Taking away all distractions is dumb because then you get distracted by your brain because of boredom. Make your space a nice place to be! Then, put on music or background noise or have fidget toys, something for stimming so you don't get bored and don't wanna do the thing. Math fucking fucks so I always blast rock music in my ears (it does take me a lot longer to get it done when I do this, but I enjoy it and it's better than never getting it done)
2. if procrastinating, acknowledge why you're procrastinating
I like this Ted-ed video:
It validated my experience with procrastination and helped me to realize what was causing it, which made the task (my assignments) feel less scary. Thinking about this and rewatching the video every once in a while helped make my work seem not so bad.
3. half-ass now, half-ass later
this isn't really good if you have an assignment that's due in like 2 hours or something, but if it's not due right away or something like cleaning this tip applies
sometimes you just don't have the energy. so half-ass it. put only a little bit of effort into it. get some of it done.
half-ass is better than no-ass. then, you do the other half. or just continue to do little chunks of your task until it gets done.
you sweeped the kitchen, but didn't vacuum the carpet? great! you got some of it done, take a break, and do the vacuuming later.

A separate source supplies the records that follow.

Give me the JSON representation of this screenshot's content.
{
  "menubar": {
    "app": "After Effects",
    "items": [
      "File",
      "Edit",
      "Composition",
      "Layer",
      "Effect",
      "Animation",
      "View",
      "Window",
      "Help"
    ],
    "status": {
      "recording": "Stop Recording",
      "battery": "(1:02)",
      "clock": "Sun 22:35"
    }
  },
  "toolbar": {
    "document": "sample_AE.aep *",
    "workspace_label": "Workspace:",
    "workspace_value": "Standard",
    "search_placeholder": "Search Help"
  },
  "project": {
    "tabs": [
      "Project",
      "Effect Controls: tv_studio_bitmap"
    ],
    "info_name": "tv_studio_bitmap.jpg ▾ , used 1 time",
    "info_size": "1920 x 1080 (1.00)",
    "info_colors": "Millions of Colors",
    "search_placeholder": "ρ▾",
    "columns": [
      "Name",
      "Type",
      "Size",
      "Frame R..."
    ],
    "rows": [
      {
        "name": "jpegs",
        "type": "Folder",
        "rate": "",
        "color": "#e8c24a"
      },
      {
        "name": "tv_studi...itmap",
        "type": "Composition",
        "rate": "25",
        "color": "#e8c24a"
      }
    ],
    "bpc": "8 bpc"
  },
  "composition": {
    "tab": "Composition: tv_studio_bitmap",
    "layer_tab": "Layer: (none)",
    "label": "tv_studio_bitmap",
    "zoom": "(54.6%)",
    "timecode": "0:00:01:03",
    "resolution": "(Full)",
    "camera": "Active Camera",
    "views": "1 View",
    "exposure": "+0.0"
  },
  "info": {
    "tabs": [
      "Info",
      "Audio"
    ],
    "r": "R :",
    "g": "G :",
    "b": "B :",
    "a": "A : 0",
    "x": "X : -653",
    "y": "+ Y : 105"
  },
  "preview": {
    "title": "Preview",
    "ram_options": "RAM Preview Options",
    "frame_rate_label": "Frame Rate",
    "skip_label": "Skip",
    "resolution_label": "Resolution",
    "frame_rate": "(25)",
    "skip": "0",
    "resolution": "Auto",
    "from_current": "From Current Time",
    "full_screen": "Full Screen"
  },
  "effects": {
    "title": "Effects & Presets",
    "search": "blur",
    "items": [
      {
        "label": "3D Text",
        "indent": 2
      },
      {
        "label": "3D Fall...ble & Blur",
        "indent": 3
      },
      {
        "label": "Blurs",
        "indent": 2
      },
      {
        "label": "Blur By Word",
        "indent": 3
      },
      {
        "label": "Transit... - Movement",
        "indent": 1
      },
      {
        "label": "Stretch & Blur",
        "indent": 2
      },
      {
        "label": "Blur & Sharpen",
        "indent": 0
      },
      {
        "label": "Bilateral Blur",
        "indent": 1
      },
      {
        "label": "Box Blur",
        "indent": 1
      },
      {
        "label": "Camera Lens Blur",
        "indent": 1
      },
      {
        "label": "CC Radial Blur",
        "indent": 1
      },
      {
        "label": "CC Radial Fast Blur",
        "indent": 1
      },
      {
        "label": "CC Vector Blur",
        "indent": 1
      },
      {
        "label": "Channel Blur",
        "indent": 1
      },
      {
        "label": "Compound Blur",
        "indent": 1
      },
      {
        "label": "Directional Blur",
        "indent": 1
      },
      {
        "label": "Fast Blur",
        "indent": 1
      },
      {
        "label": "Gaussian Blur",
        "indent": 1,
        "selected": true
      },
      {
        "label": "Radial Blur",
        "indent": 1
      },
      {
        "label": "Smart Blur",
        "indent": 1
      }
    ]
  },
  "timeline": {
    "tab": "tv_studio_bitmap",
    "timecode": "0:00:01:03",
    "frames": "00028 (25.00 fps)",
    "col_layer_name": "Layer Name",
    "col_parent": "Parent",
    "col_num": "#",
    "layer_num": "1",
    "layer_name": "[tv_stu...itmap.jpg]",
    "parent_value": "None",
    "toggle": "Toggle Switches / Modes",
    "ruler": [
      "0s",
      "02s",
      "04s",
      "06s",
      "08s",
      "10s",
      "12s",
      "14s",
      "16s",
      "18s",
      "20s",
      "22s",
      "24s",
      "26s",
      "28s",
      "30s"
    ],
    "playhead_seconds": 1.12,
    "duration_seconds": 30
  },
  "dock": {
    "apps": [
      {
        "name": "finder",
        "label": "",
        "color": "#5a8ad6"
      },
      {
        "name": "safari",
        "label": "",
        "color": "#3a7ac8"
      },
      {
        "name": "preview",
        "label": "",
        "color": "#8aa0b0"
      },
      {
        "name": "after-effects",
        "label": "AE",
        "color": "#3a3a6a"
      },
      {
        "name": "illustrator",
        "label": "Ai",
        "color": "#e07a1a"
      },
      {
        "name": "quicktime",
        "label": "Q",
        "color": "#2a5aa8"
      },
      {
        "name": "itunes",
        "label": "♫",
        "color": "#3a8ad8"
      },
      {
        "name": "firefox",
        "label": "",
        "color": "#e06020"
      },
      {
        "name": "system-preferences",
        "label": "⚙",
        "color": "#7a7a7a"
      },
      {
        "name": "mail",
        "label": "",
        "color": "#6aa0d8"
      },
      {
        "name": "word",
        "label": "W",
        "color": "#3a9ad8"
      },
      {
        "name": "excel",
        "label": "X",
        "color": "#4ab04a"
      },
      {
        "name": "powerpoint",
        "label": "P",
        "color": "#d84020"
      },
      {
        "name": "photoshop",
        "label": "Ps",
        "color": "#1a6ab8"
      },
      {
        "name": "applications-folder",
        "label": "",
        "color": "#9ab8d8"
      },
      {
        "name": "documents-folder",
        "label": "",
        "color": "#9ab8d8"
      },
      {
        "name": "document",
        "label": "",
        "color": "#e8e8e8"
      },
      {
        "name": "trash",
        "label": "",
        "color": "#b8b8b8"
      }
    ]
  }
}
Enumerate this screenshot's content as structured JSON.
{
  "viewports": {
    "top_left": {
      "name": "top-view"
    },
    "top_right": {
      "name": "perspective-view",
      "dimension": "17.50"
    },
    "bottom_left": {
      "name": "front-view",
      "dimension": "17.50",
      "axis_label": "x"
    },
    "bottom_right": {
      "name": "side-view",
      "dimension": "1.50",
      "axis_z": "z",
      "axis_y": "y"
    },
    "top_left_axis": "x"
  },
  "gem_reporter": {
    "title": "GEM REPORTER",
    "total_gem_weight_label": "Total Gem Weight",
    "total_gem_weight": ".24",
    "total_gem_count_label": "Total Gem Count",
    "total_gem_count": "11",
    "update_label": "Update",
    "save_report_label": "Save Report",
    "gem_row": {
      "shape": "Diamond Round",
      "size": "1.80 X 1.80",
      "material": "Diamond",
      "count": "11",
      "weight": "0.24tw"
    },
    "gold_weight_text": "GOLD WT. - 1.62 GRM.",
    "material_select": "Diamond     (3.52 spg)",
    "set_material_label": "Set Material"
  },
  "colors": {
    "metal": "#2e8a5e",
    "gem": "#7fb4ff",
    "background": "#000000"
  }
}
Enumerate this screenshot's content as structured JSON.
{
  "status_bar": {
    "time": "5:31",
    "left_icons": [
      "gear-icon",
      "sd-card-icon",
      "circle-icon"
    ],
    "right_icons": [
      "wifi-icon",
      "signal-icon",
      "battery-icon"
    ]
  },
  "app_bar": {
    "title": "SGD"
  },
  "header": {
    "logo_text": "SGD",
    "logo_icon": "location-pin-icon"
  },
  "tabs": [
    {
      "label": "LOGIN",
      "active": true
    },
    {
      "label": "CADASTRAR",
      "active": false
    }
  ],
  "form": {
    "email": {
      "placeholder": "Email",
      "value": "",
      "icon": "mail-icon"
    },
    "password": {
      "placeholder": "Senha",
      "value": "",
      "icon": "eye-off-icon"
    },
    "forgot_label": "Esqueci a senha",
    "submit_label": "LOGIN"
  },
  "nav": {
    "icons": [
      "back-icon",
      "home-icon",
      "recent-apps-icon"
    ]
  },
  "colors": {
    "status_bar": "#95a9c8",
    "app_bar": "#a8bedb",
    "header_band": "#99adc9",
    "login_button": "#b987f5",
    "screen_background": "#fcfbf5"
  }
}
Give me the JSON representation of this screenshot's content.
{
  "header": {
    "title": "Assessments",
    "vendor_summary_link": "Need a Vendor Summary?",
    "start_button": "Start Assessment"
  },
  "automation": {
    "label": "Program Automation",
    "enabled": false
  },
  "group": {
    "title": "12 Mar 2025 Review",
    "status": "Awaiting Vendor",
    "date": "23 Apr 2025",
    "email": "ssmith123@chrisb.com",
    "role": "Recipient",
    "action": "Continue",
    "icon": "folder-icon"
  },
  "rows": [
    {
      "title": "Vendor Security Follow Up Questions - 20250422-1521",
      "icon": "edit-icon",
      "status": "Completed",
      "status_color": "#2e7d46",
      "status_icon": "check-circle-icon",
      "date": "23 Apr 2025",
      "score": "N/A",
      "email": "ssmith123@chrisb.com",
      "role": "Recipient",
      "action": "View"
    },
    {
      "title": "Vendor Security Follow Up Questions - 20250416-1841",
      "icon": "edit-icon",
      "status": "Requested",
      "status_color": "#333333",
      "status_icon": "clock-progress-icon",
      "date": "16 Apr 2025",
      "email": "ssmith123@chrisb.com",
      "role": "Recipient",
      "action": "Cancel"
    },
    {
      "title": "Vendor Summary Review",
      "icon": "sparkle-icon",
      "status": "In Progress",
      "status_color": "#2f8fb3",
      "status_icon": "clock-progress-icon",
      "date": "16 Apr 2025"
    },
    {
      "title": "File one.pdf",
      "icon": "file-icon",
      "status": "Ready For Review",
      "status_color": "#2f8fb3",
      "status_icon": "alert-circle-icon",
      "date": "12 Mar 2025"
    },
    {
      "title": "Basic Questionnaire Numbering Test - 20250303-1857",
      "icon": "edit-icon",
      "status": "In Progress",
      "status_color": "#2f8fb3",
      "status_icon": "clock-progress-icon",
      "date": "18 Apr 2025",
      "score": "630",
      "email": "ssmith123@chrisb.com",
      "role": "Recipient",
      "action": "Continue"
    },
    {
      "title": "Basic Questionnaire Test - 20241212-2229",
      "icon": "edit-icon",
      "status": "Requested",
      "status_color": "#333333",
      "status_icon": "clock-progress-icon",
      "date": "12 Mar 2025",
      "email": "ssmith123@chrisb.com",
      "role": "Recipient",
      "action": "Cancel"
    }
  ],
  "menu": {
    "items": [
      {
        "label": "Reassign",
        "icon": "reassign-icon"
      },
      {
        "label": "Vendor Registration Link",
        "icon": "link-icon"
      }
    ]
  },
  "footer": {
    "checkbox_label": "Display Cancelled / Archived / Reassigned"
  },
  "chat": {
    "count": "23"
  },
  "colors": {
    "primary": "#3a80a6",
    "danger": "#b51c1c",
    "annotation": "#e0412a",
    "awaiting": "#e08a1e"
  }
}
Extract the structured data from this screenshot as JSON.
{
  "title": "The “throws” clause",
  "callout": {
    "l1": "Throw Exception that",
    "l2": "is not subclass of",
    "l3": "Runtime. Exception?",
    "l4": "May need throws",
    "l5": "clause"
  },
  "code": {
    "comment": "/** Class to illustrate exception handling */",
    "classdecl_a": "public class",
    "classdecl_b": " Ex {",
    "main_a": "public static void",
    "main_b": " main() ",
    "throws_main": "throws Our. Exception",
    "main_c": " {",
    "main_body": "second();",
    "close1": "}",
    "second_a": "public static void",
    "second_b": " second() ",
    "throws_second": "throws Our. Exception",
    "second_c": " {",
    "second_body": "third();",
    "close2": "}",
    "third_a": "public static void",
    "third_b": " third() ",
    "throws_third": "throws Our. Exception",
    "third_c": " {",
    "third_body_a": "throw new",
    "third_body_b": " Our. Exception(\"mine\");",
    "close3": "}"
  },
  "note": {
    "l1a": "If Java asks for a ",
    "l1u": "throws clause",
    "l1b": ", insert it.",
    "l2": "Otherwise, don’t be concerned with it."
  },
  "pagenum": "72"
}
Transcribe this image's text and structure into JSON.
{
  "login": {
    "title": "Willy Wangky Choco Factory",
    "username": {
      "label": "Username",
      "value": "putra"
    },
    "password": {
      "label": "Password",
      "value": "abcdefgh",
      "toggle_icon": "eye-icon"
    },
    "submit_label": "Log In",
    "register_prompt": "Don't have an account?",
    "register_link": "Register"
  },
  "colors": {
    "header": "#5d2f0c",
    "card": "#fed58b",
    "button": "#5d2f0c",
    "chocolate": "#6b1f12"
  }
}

you wrote the intro paragraph of your essay? awesome! it's not finished, but you're making progress. take that break.
4. help others
i don't know, but i like helping others more than helping myself. i use that to my advantage. (feynman technique)
you don't wanna do it? well your friend needs help doing it, so go do it so you can help them.
you don't wanna do it? show your kid how to do it. or think about how you would explain it to your kid if you don't have one yet. or explain it to your cat. or think about how you would explain it to your cat if you don't have one yet.